Introducing AutoRound INT4 algorithm
Hello,
First and foremost, I would like to express my gratitude for your exceptional work and for sharing your model with the community. We have recently applied AutoRound to your model, achieving better results fore int4 model. Below are the accuracies, all tested with real quantized models in the same environment and zero shot tasks.
Metric | BF16 | 01-ai/Yi-6B-Chat-4bits | INT4 |
---|---|---|---|
Avg. | 0.6043 | 0.5867 | 0.5939 |
mmlu | 0.6163 | 0.6133 | 0.6119 |
cmmlu | 0.7431 | 0.7312 | 0.7314 |
ceval | 0.7355 | 0.7155 | 0.7281 |
gsm8k | 0.3222 | 0.2866 | 0.3040 |
Unfortunately, we are unable to upload the quantized model due to licensing constraints.
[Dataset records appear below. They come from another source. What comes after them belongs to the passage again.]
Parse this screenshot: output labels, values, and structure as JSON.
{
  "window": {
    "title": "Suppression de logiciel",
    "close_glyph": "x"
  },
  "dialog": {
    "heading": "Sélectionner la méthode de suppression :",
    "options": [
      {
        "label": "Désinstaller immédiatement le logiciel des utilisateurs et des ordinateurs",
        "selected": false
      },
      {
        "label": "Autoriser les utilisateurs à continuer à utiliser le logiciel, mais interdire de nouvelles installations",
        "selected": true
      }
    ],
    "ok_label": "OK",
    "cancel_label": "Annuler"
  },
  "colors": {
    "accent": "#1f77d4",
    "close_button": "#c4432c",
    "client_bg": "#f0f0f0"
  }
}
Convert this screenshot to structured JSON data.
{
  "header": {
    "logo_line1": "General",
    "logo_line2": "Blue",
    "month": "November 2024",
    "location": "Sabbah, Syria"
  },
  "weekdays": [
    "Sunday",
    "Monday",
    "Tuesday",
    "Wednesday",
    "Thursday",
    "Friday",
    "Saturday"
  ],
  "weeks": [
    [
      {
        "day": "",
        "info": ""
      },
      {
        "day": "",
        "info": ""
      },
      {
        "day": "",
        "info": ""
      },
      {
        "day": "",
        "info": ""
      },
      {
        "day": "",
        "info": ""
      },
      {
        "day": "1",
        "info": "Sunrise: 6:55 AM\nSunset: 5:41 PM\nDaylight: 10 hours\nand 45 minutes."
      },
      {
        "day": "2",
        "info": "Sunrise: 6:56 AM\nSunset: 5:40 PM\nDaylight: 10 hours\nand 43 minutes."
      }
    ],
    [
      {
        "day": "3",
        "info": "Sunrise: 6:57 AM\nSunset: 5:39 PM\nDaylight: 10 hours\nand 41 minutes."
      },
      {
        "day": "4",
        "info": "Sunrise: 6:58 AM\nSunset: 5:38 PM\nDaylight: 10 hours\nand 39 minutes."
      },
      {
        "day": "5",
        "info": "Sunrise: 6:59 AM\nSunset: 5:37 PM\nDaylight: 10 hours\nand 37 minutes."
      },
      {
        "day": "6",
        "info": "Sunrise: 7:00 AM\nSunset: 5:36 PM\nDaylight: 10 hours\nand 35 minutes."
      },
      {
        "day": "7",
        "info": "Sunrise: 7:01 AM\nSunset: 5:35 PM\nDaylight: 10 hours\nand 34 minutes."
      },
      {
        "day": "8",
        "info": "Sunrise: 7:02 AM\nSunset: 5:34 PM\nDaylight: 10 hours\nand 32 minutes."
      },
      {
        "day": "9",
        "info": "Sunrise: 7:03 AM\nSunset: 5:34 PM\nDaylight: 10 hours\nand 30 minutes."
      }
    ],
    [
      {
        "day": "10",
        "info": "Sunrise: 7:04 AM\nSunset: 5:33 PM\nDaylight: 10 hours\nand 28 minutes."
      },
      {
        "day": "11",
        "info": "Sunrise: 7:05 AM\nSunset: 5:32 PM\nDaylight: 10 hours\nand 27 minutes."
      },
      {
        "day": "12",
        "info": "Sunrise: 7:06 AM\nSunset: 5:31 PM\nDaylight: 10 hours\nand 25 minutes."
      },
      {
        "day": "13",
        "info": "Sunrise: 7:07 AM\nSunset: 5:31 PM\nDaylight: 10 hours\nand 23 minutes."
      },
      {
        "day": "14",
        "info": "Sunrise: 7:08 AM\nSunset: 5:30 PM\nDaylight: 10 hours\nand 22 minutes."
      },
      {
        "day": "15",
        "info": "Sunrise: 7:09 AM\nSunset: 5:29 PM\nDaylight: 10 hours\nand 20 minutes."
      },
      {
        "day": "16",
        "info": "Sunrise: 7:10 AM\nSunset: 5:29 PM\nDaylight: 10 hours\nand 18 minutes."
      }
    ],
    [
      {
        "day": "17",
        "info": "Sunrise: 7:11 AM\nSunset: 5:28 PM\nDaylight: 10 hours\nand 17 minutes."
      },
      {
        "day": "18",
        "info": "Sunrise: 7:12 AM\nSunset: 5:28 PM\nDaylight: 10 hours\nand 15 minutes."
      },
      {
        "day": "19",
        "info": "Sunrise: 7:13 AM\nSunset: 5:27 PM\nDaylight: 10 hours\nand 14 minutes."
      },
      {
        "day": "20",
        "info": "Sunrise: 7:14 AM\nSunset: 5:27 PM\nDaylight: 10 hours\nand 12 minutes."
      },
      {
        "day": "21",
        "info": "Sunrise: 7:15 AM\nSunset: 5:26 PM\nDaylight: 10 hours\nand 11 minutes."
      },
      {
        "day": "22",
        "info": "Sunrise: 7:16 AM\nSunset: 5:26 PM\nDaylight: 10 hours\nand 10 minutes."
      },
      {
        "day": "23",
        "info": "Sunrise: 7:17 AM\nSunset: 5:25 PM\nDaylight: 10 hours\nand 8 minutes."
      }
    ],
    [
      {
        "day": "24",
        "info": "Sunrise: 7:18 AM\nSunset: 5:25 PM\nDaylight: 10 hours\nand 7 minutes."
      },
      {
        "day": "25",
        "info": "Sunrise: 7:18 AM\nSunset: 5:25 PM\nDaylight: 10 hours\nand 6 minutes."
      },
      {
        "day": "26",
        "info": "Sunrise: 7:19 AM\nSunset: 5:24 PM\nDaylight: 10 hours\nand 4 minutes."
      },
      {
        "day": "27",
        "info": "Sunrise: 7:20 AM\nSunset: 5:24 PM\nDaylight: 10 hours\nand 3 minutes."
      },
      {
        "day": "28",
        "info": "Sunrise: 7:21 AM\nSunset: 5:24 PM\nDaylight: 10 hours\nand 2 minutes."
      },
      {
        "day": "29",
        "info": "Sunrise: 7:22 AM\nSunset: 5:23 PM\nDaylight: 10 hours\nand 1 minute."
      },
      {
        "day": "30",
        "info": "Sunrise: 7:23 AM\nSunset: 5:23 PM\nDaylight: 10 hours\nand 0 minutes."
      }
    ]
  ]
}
Therefore, we would appreciate it if you could generate it yourself by following the recipe links, and we are here to provide assistance. Additionally, we would greatly appreciate it if you could consider using our method to generate quantized models for your new models in the future.
Hi,
As our company has very strict legal review and this process typically takes a long time, so we could not uploaded it, at least for now. So we would appreciate that you could try and generate it yourself.
Besides, we have supported local data and combination of different datasets for calibration, e.g, --dataset "./tmp.json,NeelNanda/pile-10k" . Using you own train data for calibration may lead to better accuracy. A soft reminder, we drop the samples < args.seqlen for now
Got it. I will use your method to generate a quantized model and upload it!
Thank you for your kind understanding